Fernandes salientou que a terceirização vai estreitar a relação trabalhador-serviço. Sendo assim, trará problemas graves na classe trabalhadora brasileira. “O baixo salário do terceirizado mal dá para pagar o aluguel e suas despesas. Se não consegue arcar com seus custos, terá dificuldade em consumir, se o consumidor não consome o mercado não produz e não vende”, explicou. “Os empregados vão se tornar pessoas jurídicas e vão ganhar menos. Isso afeta diretamente a receita do INSS, que recolherá menos da contribuição previdenciária”, frisou.

CAUSAS TRABALHISTAS

Na proposta aprovada na última quarta-feira, em casos de ações trabalhistas, caberá à empresa terceirizada o pagamento dos direitos questionados na justiça, se houver condenação. Se a terceirizada não tiver dinheiro para pagar, a empresa contratante será acionada e poderá inclusive, ter seus bens penhorados para o pagamento da causa. “A empresa terceirizada normalmente não tem um patrimônio público, costuma ter apenas uma sala. O trabalhador não tem nenhuma garantia em uma eventual insegurança trabalhista. Se os seus direitos não forem pagos, ele terá de reclamar contra a empresa terceirizada e só depois poderá reclamar contra a subsidiária e, mesmo assim, corre o risco de não receber”, finalizou.

PROJETO DE LEI 4330/2004

Os senadores afirmaram que poderão votar nos próximos dias o projeto de lei 4330/2004, que é o mais recente sobre o tema. O texto aprovado pela Câmara em 2015 traz mais garantias aos trabalhadores do que o projeto enviado pelo presidente Michel Temer.

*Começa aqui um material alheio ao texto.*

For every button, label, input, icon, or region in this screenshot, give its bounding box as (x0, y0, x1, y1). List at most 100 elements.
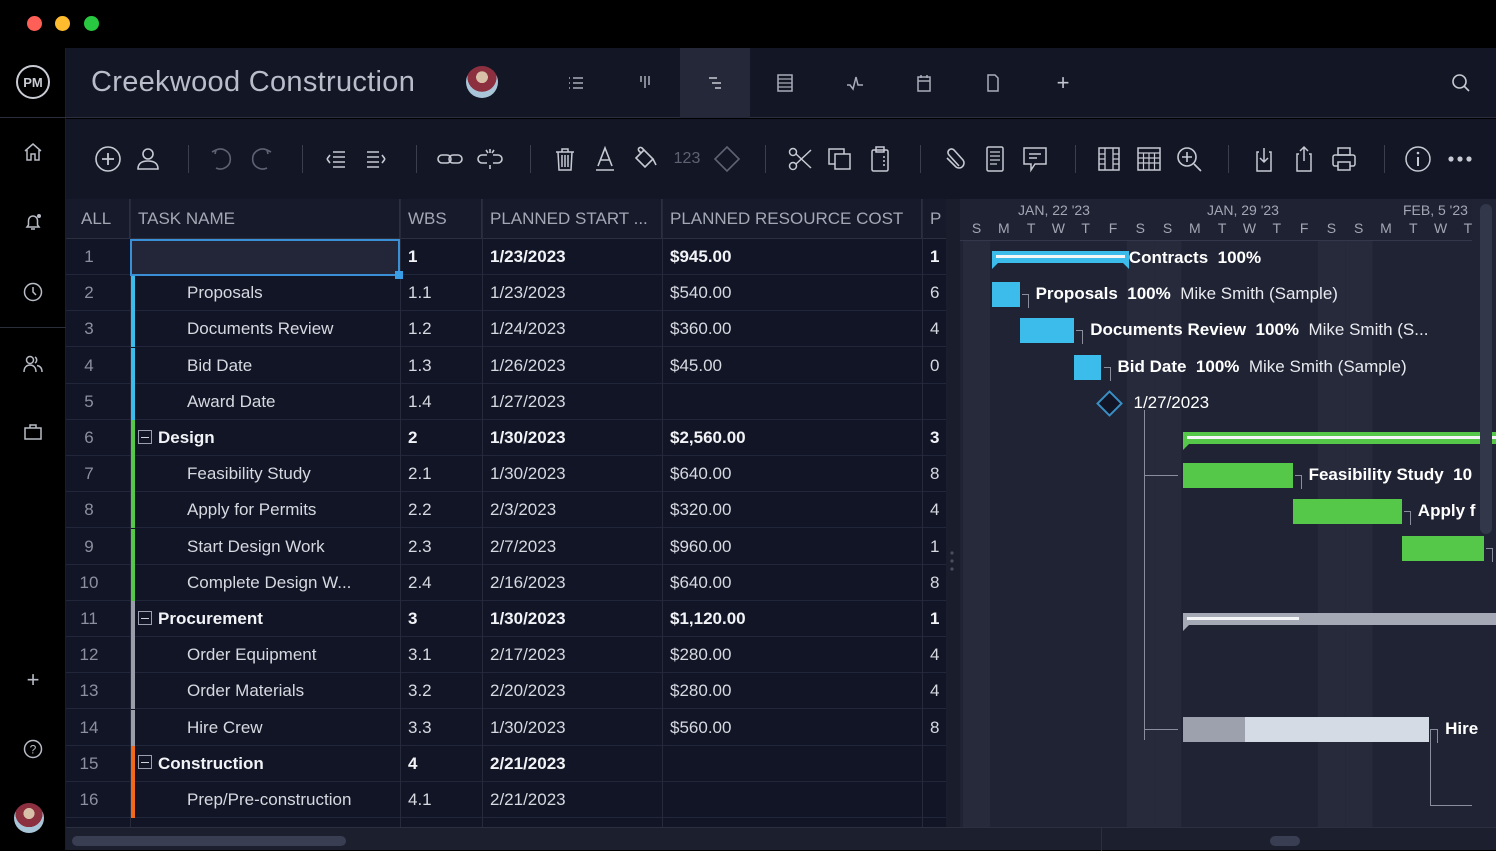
p-cell[interactable]: 4 (930, 311, 946, 347)
wbs-cell[interactable]: 1.1 (408, 275, 478, 311)
task-name-cell[interactable]: Documents Review (187, 311, 394, 347)
cut-button[interactable] (782, 141, 818, 177)
grid-button[interactable] (1131, 141, 1167, 177)
row-number[interactable]: 14 (66, 710, 112, 746)
table-row[interactable]: 13 Order Materials 3.2 2/20/2023 $280.00 4 (66, 673, 946, 710)
fill-color-button[interactable] (627, 141, 663, 177)
table-row[interactable]: 9 Start Design Work 2.3 2/7/2023 $960.00 1 (66, 528, 946, 565)
notes-button[interactable] (977, 141, 1013, 177)
planned-start-cell[interactable]: 1/30/2023 (490, 420, 658, 456)
p-cell[interactable]: 8 (930, 710, 946, 746)
selected-cell[interactable] (130, 239, 400, 276)
planned-start-cell[interactable]: 1/30/2023 (490, 601, 658, 637)
planned-cost-cell[interactable]: $560.00 (670, 710, 918, 746)
tab-list-view[interactable] (541, 48, 611, 118)
p-cell[interactable]: 4 (930, 637, 946, 673)
wbs-cell[interactable]: 1 (408, 239, 478, 275)
task-bar[interactable] (1292, 499, 1402, 525)
row-number[interactable]: 6 (66, 420, 112, 456)
planned-cost-cell[interactable]: $320.00 (670, 492, 918, 528)
planned-start-cell[interactable]: 1/30/2023 (490, 456, 658, 492)
planned-cost-cell[interactable]: $280.00 (670, 637, 918, 673)
row-number[interactable]: 3 (66, 311, 112, 347)
column-header-planned-resource-cost[interactable]: PLANNED RESOURCE COST (662, 199, 922, 239)
tab-sheet-view[interactable] (750, 48, 820, 118)
column-header-all[interactable]: ALL (66, 199, 130, 239)
wbs-cell[interactable]: 3.2 (408, 673, 478, 709)
planned-start-cell[interactable]: 1/26/2023 (490, 348, 658, 384)
table-row[interactable]: 3 Documents Review 1.2 1/24/2023 $360.00 4 (66, 311, 946, 348)
info-button[interactable] (1400, 141, 1436, 177)
task-name-cell[interactable]: Proposals (187, 275, 394, 311)
wbs-cell[interactable]: 2.3 (408, 529, 478, 565)
number-format-button[interactable]: 123 (667, 141, 707, 177)
tab-files-view[interactable] (958, 48, 1028, 118)
pane-splitter[interactable] (946, 199, 960, 827)
row-number[interactable]: 8 (66, 492, 112, 528)
milestone-button[interactable] (709, 141, 745, 177)
planned-cost-cell[interactable]: $280.00 (670, 673, 918, 709)
task-name-cell[interactable]: Order Equipment (187, 637, 394, 673)
gantt-horizontal-scrollbar[interactable] (1270, 836, 1300, 846)
column-header-planned-start[interactable]: PLANNED START ... (482, 199, 662, 239)
search-button[interactable] (1426, 48, 1496, 118)
sidebar-item-team[interactable] (0, 344, 66, 384)
wbs-cell[interactable]: 2.2 (408, 492, 478, 528)
planned-start-cell[interactable]: 1/23/2023 (490, 275, 658, 311)
row-number[interactable]: 15 (66, 746, 112, 782)
planned-start-cell[interactable]: 1/23/2023 (490, 239, 658, 275)
table-row[interactable]: 2 Proposals 1.1 1/23/2023 $540.00 6 (66, 275, 946, 312)
table-row[interactable]: 4 Bid Date 1.3 1/26/2023 $45.00 0 (66, 347, 946, 384)
planned-cost-cell[interactable]: $360.00 (670, 311, 918, 347)
column-header-task-name[interactable]: TASK NAME (130, 199, 400, 239)
unlink-button[interactable] (472, 141, 508, 177)
grid-horizontal-scrollbar[interactable] (72, 836, 346, 846)
wbs-cell[interactable]: 4.1 (408, 782, 478, 818)
outdent-button[interactable] (318, 141, 354, 177)
planned-cost-cell[interactable]: $1,120.00 (670, 601, 918, 637)
maximize-window-button[interactable] (84, 16, 99, 31)
table-row[interactable]: 15 Construction 4 2/21/2023 (66, 745, 946, 782)
planned-start-cell[interactable]: 2/21/2023 (490, 782, 658, 818)
sidebar-add-button[interactable]: + (0, 660, 66, 700)
planned-cost-cell[interactable] (670, 384, 918, 420)
wbs-cell[interactable]: 2 (408, 420, 478, 456)
sidebar-item-portfolio[interactable] (0, 412, 66, 452)
p-cell[interactable] (930, 782, 946, 818)
row-number[interactable]: 7 (66, 456, 112, 492)
p-cell[interactable]: 1 (930, 239, 946, 275)
p-cell[interactable]: 0 (930, 348, 946, 384)
project-owner-avatar[interactable] (466, 66, 498, 98)
table-row[interactable]: 8 Apply for Permits 2.2 2/3/2023 $320.00 4 (66, 492, 946, 529)
print-button[interactable] (1326, 141, 1362, 177)
task-bar[interactable] (1019, 318, 1075, 344)
planned-cost-cell[interactable] (670, 782, 918, 818)
fill-handle[interactable] (395, 271, 403, 279)
planned-start-cell[interactable]: 1/30/2023 (490, 710, 658, 746)
attachment-button[interactable] (936, 141, 972, 177)
user-avatar[interactable] (14, 803, 44, 833)
task-name-cell[interactable]: Bid Date (187, 348, 394, 384)
wbs-cell[interactable]: 4 (408, 746, 478, 782)
minimize-window-button[interactable] (55, 16, 70, 31)
paste-button[interactable] (862, 141, 898, 177)
text-color-button[interactable] (587, 141, 623, 177)
planned-cost-cell[interactable]: $540.00 (670, 275, 918, 311)
planned-start-cell[interactable]: 2/21/2023 (490, 746, 658, 782)
planned-start-cell[interactable]: 2/17/2023 (490, 637, 658, 673)
p-cell[interactable]: 4 (930, 492, 946, 528)
add-task-button[interactable] (90, 141, 126, 177)
planned-cost-cell[interactable]: $2,560.00 (670, 420, 918, 456)
collapse-toggle-icon[interactable] (138, 429, 152, 444)
sidebar-help-button[interactable]: ? (0, 729, 66, 769)
wbs-cell[interactable]: 1.3 (408, 348, 478, 384)
p-cell[interactable]: 1 (930, 529, 946, 565)
sidebar-item-notifications[interactable] (0, 202, 66, 242)
task-name-cell[interactable]: Procurement (138, 601, 394, 637)
planned-start-cell[interactable]: 2/3/2023 (490, 492, 658, 528)
p-cell[interactable]: 3 (930, 420, 946, 456)
row-number[interactable]: 16 (66, 782, 112, 818)
delete-button[interactable] (547, 141, 583, 177)
task-name-cell[interactable]: Apply for Permits (187, 492, 394, 528)
columns-button[interactable] (1091, 141, 1127, 177)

O projeto 4330/2004 traz 50 garantias favoráveis aos trabalhadores. Entre elas, impede que as empresas demitam seus funcionários e os recontratem como terceirizados; garante benefícios como alimentação e transporte, e obriga a empresa principal a fiscalizar se contribuições, como INSS e FGTS, estão sendo pagas. O PL, ainda, permite que o trabalhador terceirizado entre na Justiça contra as duas empresas, em caso de ações trabalhistas.

Se o texto do Senado for aprovado, Temer poderá escolher o que pretende sancionar ou vetar as duas propostas.